La última sesión del Comité Municipal de Sequía, presidido por la teniente de alcalde de Transición Ecológica, Patrícia Reche, evaluó el estado actual de la ciudad y señaló: «Reducir los consumos es un objetivo de ciudad. En Terrassa trabajamos para fomentar el ahorro de agua y las medidas que hemos aplicado tienen el resultado que deseábamos. La sequía nos ha hecho, y nos hace, valorar el agua en un momento en que la gestión pública ha sido cuestionada cuando trabajamos para garantizar que el agua es un derecho y un bien común, no una mercancía”. La última sesión del comité casi coincide con la polémica entre Taigua y Osur por el incremento del precio que paga la ciudadanía. La entidad alertaba del «deterioro de la red». El Ayuntamiento respondía a OSUR: “Las tarifas del agua no han subido un 42%». El consistorio niega que Taigua haya aumentado la tarifa a partir de la municipalización y que haya reducido las inversiones en la red.
Las cifras
Los datos más destacados del período comprendido entre enero de 2022 y octubre de 2024, son los siguientes, informan fuentes municipales.
- Ahorro de agua: En la ciudad, el agua puesta en la red ha disminuido a 1,5 hm3 (un total de 1.500.000.000 litros). La ciudad necesitaba 14,5 hm3 al año y ahora utiliza 13 hm3 (13.000.000.000 litros).
- Tipos de consumos: El municipal se ha reducido en un 55%; el industrial, en un 24%; el comercial, en un 6%; y el doméstico, en un 4%. En este período de tiempo, la reducción media en el consumo de agua ha sido de un 9,5%.
- Dotación-Consumo equivalente por persona y día e incluye todos los usos del municipio: en el año 2022 era de 194 y, actualmente, esta cifra se sitúa en 166, con una reducción de 28 litros. En el estado de alerta, los volúmenes totales que entran al depósito municipal para abastecer la ciudad no pueden superar los 250 litros por habitante y día, incluyendo los consumos totales del municipio: domésticos, comerciales, industriales y municipales).
- Consumo doméstico por persona y día: Se ha pasado de los 102 litros de consumo por persona y día de enero de 2022 a los 92 litros por persona y día actuales.

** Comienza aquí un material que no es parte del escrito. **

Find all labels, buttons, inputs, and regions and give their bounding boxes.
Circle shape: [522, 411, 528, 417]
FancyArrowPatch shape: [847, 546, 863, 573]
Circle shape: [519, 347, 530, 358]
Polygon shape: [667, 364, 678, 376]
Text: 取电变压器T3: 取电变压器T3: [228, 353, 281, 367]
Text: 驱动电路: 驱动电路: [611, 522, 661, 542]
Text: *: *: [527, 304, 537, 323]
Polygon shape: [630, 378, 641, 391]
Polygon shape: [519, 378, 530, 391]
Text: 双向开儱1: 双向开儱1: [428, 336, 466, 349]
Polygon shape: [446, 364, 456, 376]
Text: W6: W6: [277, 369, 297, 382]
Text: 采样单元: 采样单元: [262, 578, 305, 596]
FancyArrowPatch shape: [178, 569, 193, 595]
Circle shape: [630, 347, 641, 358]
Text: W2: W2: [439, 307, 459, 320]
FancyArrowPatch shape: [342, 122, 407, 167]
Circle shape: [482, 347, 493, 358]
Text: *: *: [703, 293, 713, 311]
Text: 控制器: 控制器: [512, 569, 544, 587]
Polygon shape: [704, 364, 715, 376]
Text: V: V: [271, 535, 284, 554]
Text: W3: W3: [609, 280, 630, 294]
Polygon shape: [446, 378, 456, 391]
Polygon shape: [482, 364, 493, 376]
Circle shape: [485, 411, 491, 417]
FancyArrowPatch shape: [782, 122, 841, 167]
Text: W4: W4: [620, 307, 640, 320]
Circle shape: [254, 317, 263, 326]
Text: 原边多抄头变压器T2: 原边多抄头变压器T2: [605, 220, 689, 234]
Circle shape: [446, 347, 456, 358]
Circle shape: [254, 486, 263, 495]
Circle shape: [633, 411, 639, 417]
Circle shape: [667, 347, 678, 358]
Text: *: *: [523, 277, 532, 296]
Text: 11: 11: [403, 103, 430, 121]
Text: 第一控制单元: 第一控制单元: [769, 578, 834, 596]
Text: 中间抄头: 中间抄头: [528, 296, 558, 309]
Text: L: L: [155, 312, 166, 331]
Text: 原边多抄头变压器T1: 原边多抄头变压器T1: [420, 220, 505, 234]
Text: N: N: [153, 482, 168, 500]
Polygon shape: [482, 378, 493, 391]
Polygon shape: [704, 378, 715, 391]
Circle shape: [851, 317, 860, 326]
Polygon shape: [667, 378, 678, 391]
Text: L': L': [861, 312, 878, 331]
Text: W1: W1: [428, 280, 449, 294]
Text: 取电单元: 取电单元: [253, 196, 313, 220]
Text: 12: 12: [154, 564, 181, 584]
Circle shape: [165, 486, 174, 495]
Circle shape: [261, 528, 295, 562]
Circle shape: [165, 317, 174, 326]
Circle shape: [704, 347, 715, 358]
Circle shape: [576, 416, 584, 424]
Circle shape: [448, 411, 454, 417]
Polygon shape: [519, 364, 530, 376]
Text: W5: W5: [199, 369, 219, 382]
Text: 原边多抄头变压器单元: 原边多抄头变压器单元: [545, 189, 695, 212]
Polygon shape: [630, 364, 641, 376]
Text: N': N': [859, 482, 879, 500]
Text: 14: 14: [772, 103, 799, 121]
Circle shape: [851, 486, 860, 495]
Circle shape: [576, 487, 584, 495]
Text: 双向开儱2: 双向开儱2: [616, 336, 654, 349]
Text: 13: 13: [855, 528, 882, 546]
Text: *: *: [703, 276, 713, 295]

En 2022 se comenzó a detectar un descenso, ya que en el primer trimestre era un consumo de 102 l/persona/día; el segundo, de 101,6 l/p/d y, el tercero, de 99,7 l/p/d. Este año, la tendencia a la baja ha sido más marcada, porque se ha pasado de los 98 litros por persona y día del primer trimestre, a los 94 l/p/d del segundo trimestre y a los 92 l/p/d del tercer trimestre.
- Detección y localización de fugas: En este 2024 se han detectado 80, gracias a la inversión en nuevos programas informáticos y en sensores de teledetección.
- Descubrimiento de fraudes: Entre el año 2022 y el 2024, este número se ha reducido y han pasado de 1.388 a 775, gracias a la instrucción municipal específica para controlarlos. Si son personas vulnerables, desde el Ayuntamiento se hacen las gestiones pertinentes para que tengan un contador social y, en caso contrario, ha permitido devolver a la red el agua que no se podía contabilizar.